No mention of the free testosterone in there. More research needed, they say. Well, Goldman et al have delivered it, in a way. They didn't do any new investigation, so far as I can tell, but they did review the existing literature pretty thoroughly and come up with a series of conjectures. The most important of these clinically is this (my words, not theirs):

 

Without a harmonized, replicable normal range between laboratories and methods, we cannot set a clinical threshold for free testosterone levels at which we should initiate treatment.

 

The authors point out that in a study by Le et al, only about a quarter of labs performing free testosterone assays would even confirm that they had performed validation studies on their assay. But seeking a clinically relevant answer, they go on to point out that In the Framingham Heart Study, the lower limit of the normal range for the calculated free testosterone for men between 19 and 40 (defined as the 2.5th %ile) was 70 pg/mL (242.7 pmol/L). They do not endorse this as a threshold. But given the lack of other published thresholds, I think it is at least a start. 

One more point before I wrap up: whatever value you or your doctor use, whether it's free testosterone, bioavailable, or total, the number is only one piece of data. A free testosterone of 70 pg/mL in a young man with normal body hair, normal muscles, and a normal libido would not cause me to treat him. That same level in a man with a known pituitary issue, enlarging breasts, and fatigue would definitely cause me to treat him. And I tend not to recommend checks of testosterone in elderly men, even those with fatigue, unless they have other compelling evidence of hypogonadism. And my opinion is generally in line with that of the Endocrine Society:

We recommend against a general policy of offering testosterone therapy to all older men with low testosterone levels. (1|⊕○○○)

We suggest that clinicians consider offering testosterone therapy on an individualized basis to older men with low testosterone levels on more than one occasion and clinically significant symptoms of androgen deficiency, after explicit discussion of the uncertainty about the risks and benefits of testosterone therapy. (2|⊕○○○)

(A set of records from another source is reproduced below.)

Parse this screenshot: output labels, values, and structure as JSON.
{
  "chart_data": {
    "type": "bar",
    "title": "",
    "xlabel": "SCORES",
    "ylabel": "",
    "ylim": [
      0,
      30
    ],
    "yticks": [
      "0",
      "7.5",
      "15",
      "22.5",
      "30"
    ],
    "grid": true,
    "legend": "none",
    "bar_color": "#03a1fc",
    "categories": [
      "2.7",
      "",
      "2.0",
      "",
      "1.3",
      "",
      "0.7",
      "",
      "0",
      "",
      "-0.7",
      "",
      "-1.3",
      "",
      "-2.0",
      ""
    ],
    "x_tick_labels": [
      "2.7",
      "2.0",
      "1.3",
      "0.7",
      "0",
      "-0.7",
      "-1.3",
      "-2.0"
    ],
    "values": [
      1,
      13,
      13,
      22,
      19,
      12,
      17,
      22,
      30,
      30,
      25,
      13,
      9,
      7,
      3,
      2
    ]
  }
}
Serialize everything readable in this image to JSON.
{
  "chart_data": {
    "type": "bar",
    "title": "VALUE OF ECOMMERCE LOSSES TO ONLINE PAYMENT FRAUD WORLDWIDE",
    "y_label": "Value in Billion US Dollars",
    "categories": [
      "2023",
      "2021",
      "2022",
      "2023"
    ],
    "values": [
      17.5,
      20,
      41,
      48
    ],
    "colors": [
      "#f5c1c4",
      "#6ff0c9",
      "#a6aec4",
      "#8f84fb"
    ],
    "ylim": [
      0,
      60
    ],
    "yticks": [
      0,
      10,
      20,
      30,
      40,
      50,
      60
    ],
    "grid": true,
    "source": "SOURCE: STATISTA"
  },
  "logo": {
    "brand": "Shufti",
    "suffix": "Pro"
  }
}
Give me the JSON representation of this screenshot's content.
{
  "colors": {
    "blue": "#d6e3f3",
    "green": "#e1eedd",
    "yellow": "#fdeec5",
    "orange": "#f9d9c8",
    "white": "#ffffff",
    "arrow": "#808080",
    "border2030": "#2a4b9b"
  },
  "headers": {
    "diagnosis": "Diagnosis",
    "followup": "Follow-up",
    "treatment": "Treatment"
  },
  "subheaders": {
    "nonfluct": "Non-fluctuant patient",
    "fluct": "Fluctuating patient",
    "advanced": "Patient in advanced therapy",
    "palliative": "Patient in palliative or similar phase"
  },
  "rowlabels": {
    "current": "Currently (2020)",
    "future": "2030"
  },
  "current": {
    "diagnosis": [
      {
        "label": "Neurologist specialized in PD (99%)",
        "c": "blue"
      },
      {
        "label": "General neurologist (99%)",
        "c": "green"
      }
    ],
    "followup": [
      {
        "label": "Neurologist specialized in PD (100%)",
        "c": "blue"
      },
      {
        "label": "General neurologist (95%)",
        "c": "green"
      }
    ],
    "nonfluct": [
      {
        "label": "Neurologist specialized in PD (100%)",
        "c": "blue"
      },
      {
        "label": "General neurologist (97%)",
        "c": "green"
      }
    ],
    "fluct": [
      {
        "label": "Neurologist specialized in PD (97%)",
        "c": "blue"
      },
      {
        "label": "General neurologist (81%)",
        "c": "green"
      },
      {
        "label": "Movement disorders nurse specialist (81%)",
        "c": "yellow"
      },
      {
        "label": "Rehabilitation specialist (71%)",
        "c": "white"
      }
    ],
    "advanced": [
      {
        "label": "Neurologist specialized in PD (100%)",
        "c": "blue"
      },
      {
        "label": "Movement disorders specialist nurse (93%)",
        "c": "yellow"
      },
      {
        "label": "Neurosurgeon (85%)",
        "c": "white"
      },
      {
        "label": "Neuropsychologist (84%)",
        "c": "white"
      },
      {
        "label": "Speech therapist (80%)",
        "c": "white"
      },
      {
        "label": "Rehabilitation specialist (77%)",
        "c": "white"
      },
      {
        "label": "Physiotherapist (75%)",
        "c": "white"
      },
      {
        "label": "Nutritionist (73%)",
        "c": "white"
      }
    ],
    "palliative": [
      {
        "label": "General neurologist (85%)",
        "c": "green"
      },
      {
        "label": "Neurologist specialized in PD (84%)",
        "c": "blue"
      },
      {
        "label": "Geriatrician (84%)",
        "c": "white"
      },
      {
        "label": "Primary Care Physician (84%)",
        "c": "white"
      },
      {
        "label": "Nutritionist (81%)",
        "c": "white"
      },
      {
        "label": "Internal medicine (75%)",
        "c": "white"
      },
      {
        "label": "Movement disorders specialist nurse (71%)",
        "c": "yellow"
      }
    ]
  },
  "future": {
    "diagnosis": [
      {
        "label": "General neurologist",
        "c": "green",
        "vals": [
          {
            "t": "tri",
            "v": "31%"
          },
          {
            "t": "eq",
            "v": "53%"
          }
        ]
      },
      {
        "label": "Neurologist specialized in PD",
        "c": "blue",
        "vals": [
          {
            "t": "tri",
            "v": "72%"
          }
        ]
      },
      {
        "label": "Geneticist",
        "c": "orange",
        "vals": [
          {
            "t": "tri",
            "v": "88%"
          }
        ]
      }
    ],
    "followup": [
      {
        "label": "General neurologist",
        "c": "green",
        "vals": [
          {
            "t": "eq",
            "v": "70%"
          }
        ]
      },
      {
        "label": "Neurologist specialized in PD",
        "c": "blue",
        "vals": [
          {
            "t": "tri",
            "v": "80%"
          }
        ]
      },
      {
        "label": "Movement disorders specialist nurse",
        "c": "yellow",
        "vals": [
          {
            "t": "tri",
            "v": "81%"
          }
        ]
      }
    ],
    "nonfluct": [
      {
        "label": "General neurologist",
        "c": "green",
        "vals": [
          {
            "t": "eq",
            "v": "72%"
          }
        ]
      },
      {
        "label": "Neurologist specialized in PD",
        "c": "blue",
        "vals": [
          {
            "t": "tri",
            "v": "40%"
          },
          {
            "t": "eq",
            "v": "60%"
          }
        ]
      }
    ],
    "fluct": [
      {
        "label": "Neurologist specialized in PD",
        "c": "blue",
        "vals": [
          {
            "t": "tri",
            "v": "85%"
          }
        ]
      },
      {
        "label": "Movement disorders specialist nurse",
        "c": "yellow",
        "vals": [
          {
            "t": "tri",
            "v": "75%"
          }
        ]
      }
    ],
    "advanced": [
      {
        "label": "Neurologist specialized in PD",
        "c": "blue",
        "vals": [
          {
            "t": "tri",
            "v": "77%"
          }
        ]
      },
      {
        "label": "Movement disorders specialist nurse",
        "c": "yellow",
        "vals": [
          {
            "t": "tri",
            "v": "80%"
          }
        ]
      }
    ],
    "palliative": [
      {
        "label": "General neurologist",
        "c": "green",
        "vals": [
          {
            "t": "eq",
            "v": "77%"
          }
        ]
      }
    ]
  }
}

Why else do I hesitate to give testosterone? In a series of trials in JAMA and JAMA internal Medicine earlier this year, men aged 65 and older with a total testosterone level <275 ng/dL plus either sexual or physical dysfunction or reduced "vitality" were randomized to get either testosterone gel (lotion that absorbs through the skin) or placebo for 1 year. The men who got testosterone developed more coronary plaque than the men on placebo. (This may or may not mean anything; in other observational studies, the rate of heart problems was lower in men prescribed testosterone than in untreated men). 

Importantly for the men who tend to come to me with suspected androgen deficiency, though, the men in these studies had no improvement in memory or other measures of brain function.

Testosterone did slightly improve bone density and bone strength compared with placebo. And testosterone seems to have improved the hemoglobin level (the weight of the oxygen-carrying protein in our blood) in anemic men by 1 g/dl more often than placebo did.

If all that sounds confusing, it's because it is. When I was an endocrine fellow, one of my faculty told me that in almost every case, if you don't know what to do, the correct path is to do nothing. So that's the direction I lean in borderline androgen deficiency cases, whether determined by total or free testosterone levels. I lean toward withholding therapy.